JACLaP NEWS No. 62 p6 (2001)

編集後記 〜編集主幹の情報戦略3〜


テキスト入力と録音のノウハウ

 最近、若者の視力の低下(近視の進行)・聴力の低下(騒音性難聴)が目立ってきていると言う。視力の低下は携帯メールのやりすぎで、近くを見つめすぎた結果である。駅やバス停で多くの人々が携帯電話の液晶画面にを目前 10〜20 cm の近距離に保持し、盛んに情報サービスやメールのチェックをしている。項垂れて手元の携帯を見つめる姿は、気がつくと身の回りの乗客ほぼ全員となることもあり、メール機能付き携帯を保持していない自分にとっては一種の疎外感すら感じるこの頃である。人々が黙々と液晶画面を見つめているため、静寂のひとときが訪れる異様な空間である。

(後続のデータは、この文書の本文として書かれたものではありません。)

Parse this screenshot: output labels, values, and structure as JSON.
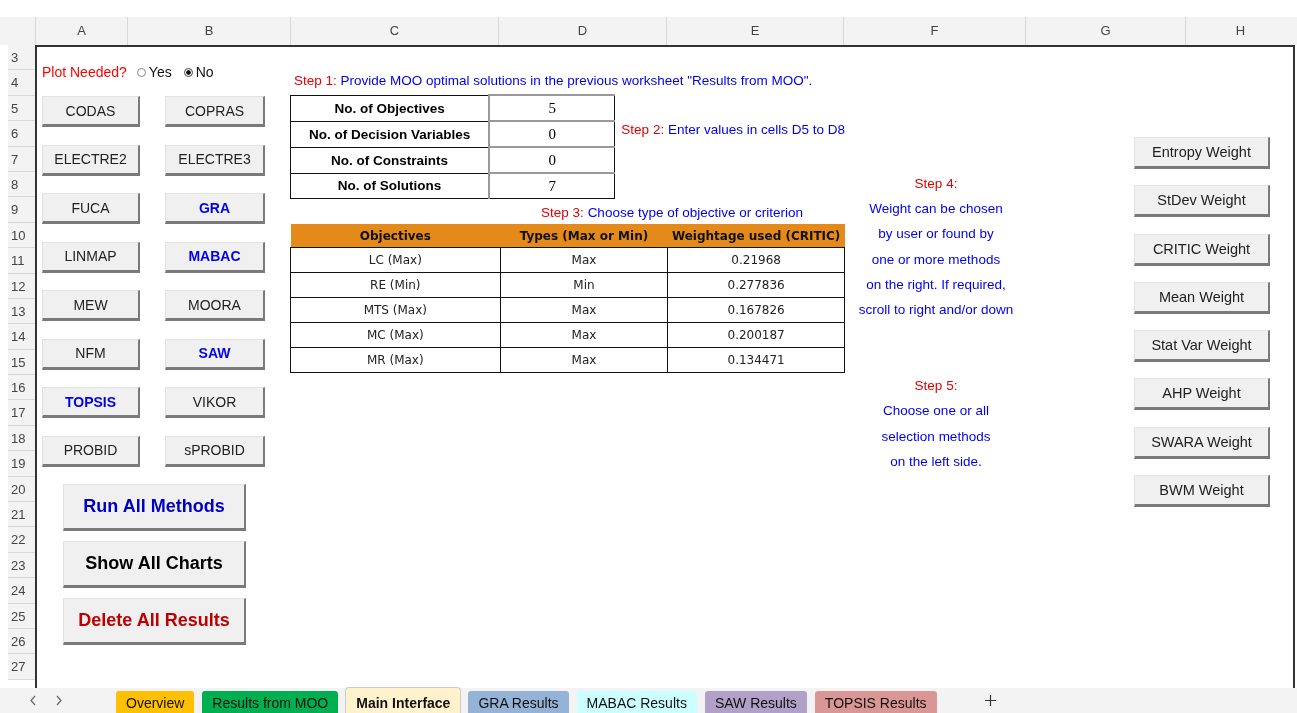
{
  "column_headers": [
    "A",
    "B",
    "C",
    "D",
    "E",
    "F",
    "G",
    "H"
  ],
  "row_numbers": [
    "3",
    "4",
    "5",
    "6",
    "7",
    "8",
    "9",
    "10",
    "11",
    "12",
    "13",
    "14",
    "15",
    "16",
    "17",
    "18",
    "19",
    "20",
    "21",
    "22",
    "23",
    "24",
    "25",
    "26",
    "27"
  ],
  "plot_option": {
    "label": "Plot Needed?",
    "options": [
      {
        "label": "Yes",
        "selected": false
      },
      {
        "label": "No",
        "selected": true
      }
    ]
  },
  "method_buttons": [
    {
      "label": "CODAS",
      "emphasis": false
    },
    {
      "label": "COPRAS",
      "emphasis": false
    },
    {
      "label": "ELECTRE2",
      "emphasis": false
    },
    {
      "label": "ELECTRE3",
      "emphasis": false
    },
    {
      "label": "FUCA",
      "emphasis": false
    },
    {
      "label": "GRA",
      "emphasis": true
    },
    {
      "label": "LINMAP",
      "emphasis": false
    },
    {
      "label": "MABAC",
      "emphasis": true
    },
    {
      "label": "MEW",
      "emphasis": false
    },
    {
      "label": "MOORA",
      "emphasis": false
    },
    {
      "label": "NFM",
      "emphasis": false
    },
    {
      "label": "SAW",
      "emphasis": true
    },
    {
      "label": "TOPSIS",
      "emphasis": true
    },
    {
      "label": "VIKOR",
      "emphasis": false
    },
    {
      "label": "PROBID",
      "emphasis": false
    },
    {
      "label": "sPROBID",
      "emphasis": false
    }
  ],
  "action_buttons": [
    {
      "label": "Run All Methods",
      "color": "#0000c0"
    },
    {
      "label": "Show All Charts",
      "color": "#000000"
    },
    {
      "label": "Delete All Results",
      "color": "#c00000"
    }
  ],
  "step1": {
    "label": "Step 1:",
    "text": "Provide MOO optimal solutions in the previous worksheet \"Results from MOO\"."
  },
  "inputs": [
    {
      "label": "No. of Objectives",
      "value": "5"
    },
    {
      "label": "No. of Decision Variables",
      "value": "0"
    },
    {
      "label": "No. of Constraints",
      "value": "0"
    },
    {
      "label": "No. of Solutions",
      "value": "7"
    }
  ],
  "step2": {
    "label": "Step 2:",
    "text": "Enter values in cells D5 to D8"
  },
  "step3": {
    "label": "Step 3:",
    "text": "Choose type of objective or criterion"
  },
  "objectives_table": {
    "columns": [
      "Objectives",
      "Types (Max or Min)",
      "Weightage used (CRITIC)"
    ],
    "rows": [
      [
        "LC (Max)",
        "Max",
        "0.21968"
      ],
      [
        "RE (Min)",
        "Min",
        "0.277836"
      ],
      [
        "MTS (Max)",
        "Max",
        "0.167826"
      ],
      [
        "MC (Max)",
        "Max",
        "0.200187"
      ],
      [
        "MR (Max)",
        "Max",
        "0.134471"
      ]
    ]
  },
  "step4": {
    "label": "Step 4:",
    "lines": [
      "Weight can be chosen",
      "by user or found by",
      "one or more methods",
      "on the right. If required,",
      "scroll to right and/or down"
    ]
  },
  "step5": {
    "label": "Step 5:",
    "lines": [
      "Choose one or all",
      "selection methods",
      "on the left side."
    ]
  },
  "weight_buttons": [
    "Entropy Weight",
    "StDev Weight",
    "CRITIC Weight",
    "Mean Weight",
    "Stat Var Weight",
    "AHP Weight",
    "SWARA Weight",
    "BWM Weight"
  ],
  "sheet_tabs": [
    {
      "label": "Overview",
      "color": "#ffc000",
      "selected": false
    },
    {
      "label": "Results from MOO",
      "color": "#00b050",
      "selected": false
    },
    {
      "label": "Main Interface",
      "color": "#fff2cc",
      "selected": true
    },
    {
      "label": "GRA Results",
      "color": "#95b3d7",
      "selected": false
    },
    {
      "label": "MABAC Results",
      "color": "#ccffff",
      "selected": false
    },
    {
      "label": "SAW Results",
      "color": "#b1a0c7",
      "selected": false
    },
    {
      "label": "TOPSIS Results",
      "color": "#da9694",
      "selected": false
    }
  ]
}
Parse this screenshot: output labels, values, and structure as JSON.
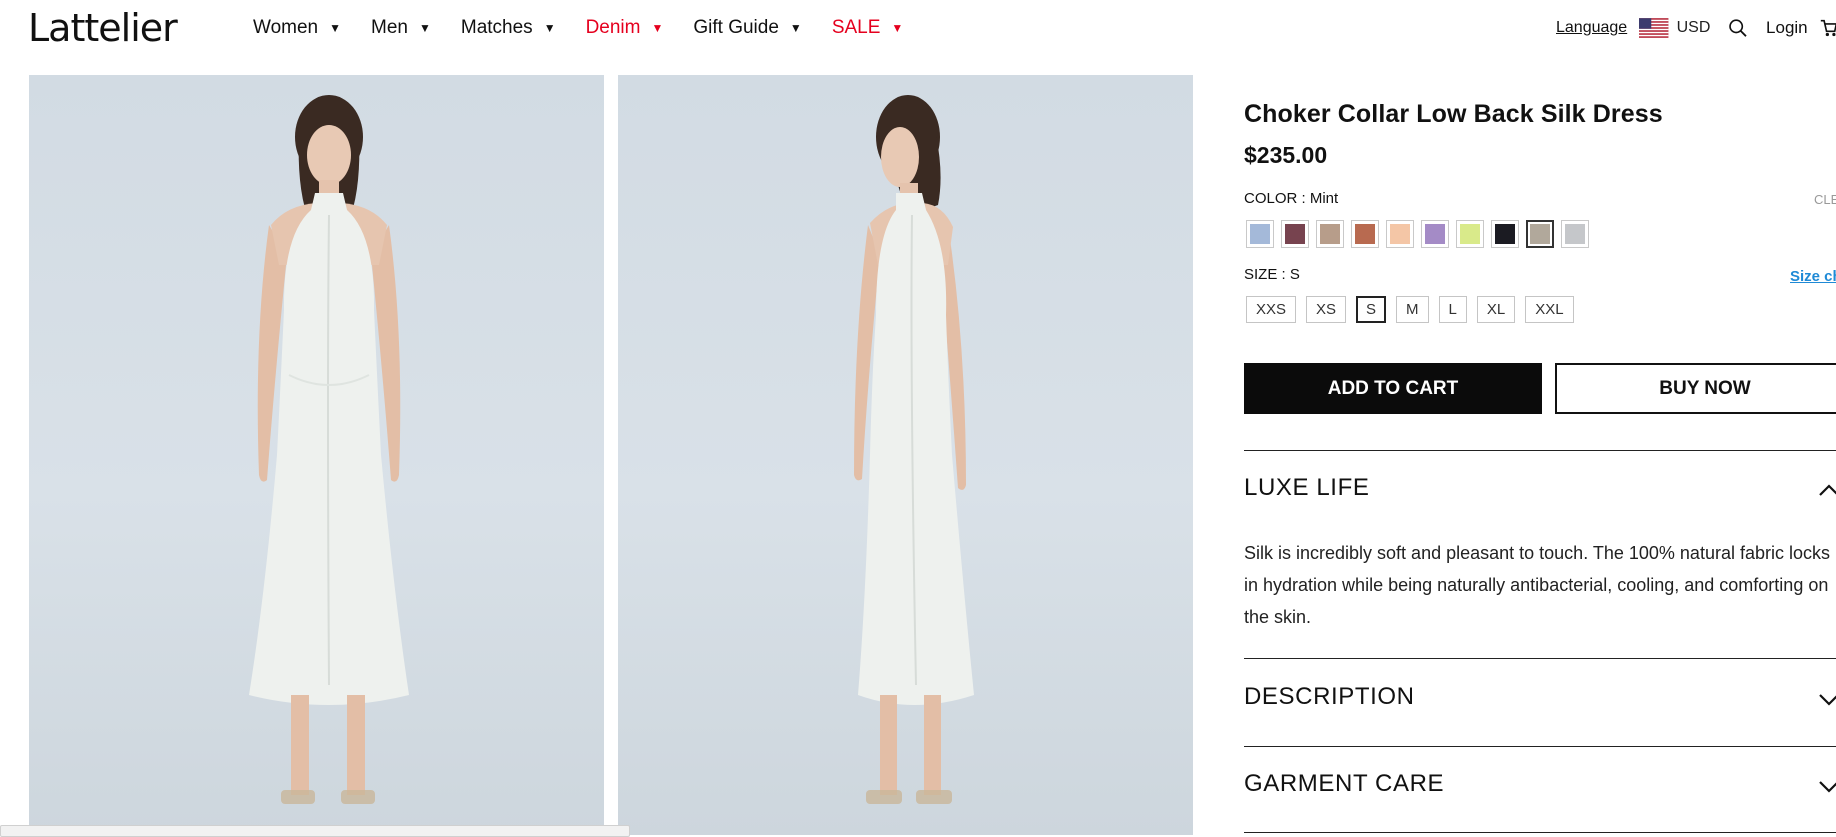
{
  "header": {
    "logo": "Lattelier",
    "nav": [
      {
        "label": "Women",
        "color": "#111111"
      },
      {
        "label": "Men",
        "color": "#111111"
      },
      {
        "label": "Matches",
        "color": "#111111"
      },
      {
        "label": "Denim",
        "color": "#e5001e"
      },
      {
        "label": "Gift Guide",
        "color": "#111111"
      },
      {
        "label": "SALE",
        "color": "#e5001e"
      }
    ],
    "language_label": "Language",
    "flag_icon": "us-flag-icon",
    "currency": "USD",
    "search_icon": "search-icon",
    "login_label": "Login",
    "cart_icon": "cart-icon"
  },
  "gallery": {
    "images": [
      {
        "name": "product-photo-front"
      },
      {
        "name": "product-photo-side"
      }
    ]
  },
  "product": {
    "title": "Choker Collar Low Back Silk Dress",
    "price": "$235.00",
    "color_label": "COLOR : Mint",
    "clear_label": "CLE",
    "swatches": [
      {
        "color": "#a4b9d9",
        "selected": false
      },
      {
        "color": "#77434f",
        "selected": false
      },
      {
        "color": "#b79d8a",
        "selected": false
      },
      {
        "color": "#b86a50",
        "selected": false
      },
      {
        "color": "#f4c6a6",
        "selected": false
      },
      {
        "color": "#a48bc6",
        "selected": false
      },
      {
        "color": "#d9ea8a",
        "selected": false
      },
      {
        "color": "#1b1b22",
        "selected": false
      },
      {
        "color": "#b1a89b",
        "selected": true
      },
      {
        "color": "#c5c7ca",
        "selected": false
      }
    ],
    "size_label": "SIZE : S",
    "size_chart_label": "Size ch",
    "sizes": [
      {
        "label": "XXS",
        "selected": false
      },
      {
        "label": "XS",
        "selected": false
      },
      {
        "label": "S",
        "selected": true
      },
      {
        "label": "M",
        "selected": false
      },
      {
        "label": "L",
        "selected": false
      },
      {
        "label": "XL",
        "selected": false
      },
      {
        "label": "XXL",
        "selected": false
      }
    ],
    "add_to_cart": "ADD TO CART",
    "buy_now": "BUY NOW",
    "accordions": [
      {
        "title": "LUXE LIFE",
        "expanded": true,
        "body": "Silk is incredibly soft and pleasant to touch. The 100% natural fabric locks in hydration while being naturally antibacterial, cooling, and comforting on the skin."
      },
      {
        "title": "DESCRIPTION",
        "expanded": false
      },
      {
        "title": "GARMENT CARE",
        "expanded": false
      }
    ]
  },
  "colors": {
    "accent_red": "#e5001e",
    "link_blue": "#1f8ad6",
    "button_black": "#0b0b0b"
  }
}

聴力の低下は、電車の中で騒音の音圧レベルに勝る音量でウオークマン式の音源を長時間聴取したことによる内耳有毛細胞の減少によるものである。大音量の内耳有毛細胞に対する可逆性の限界点は、約30分と言われている。アドベンチャー映画やロックコンサートの帰り道に耳がキンキンすることを体験することがあるが、実はあれは内耳有毛細胞が壊れている過程と考えて良い。検査医の先生方が若者同様のライフスタイルを持っているとは考えにくいが、激しい振動・騒音を繰り返す車内は生理的な範囲を超えて視覚・聴覚共に酷使していることは言わずと明らかである。大事に至る前にご注意戴きたい。
 著者は幸いにも車での通勤なので、これらで悩むことはないが、仕事中も結構メモ魔なので、あちらこちらでアイデアが思い浮かび、その時点ですぐにテキスト入力をしたい衝動に駆られる。PalmOSのPDAは 150 gr 程度のPDAと僅か 224 gr で4つ織りで畳んで持ち運べるターガス社(http://www.targus.co.jp/)製ストアウェイキーボードの組み合わせにより、僅か 400 gr 以下でフルサイズキーボードでテキスト入力処理が可能となった。しかし平たい場所を確保しにくく、あいにく使用は暗礁に乗り上げた。従って、小型軽量のWindows CEマシンが手放せない。NECのモバイルギアIIは最高である。電池もほとんど気にせず一日中使用できるのが良い。そして、OSがメモリー上に全てあるので、システム稼働にかかる時間は2〜3秒で済むのだ。WindowsやMacのように使い始めに待たなくて良い。一方、学会や会議などの録音に関しては、ペンサイズで僅か 60 gr の東芝製Voice Barなどの電子メモリー録音装置1台で17時間の録音が可能となり、議事録の速記の漏れを補うことが可能となった。録音内容はデジタルファイルでPC上のハードディスクにデジタル情報としてファイル管理ができる。テープもMDカセットも必要なく、必要に応じてCD-ROMに転記して配布可能だ。いやはや便利な世の中になったものである。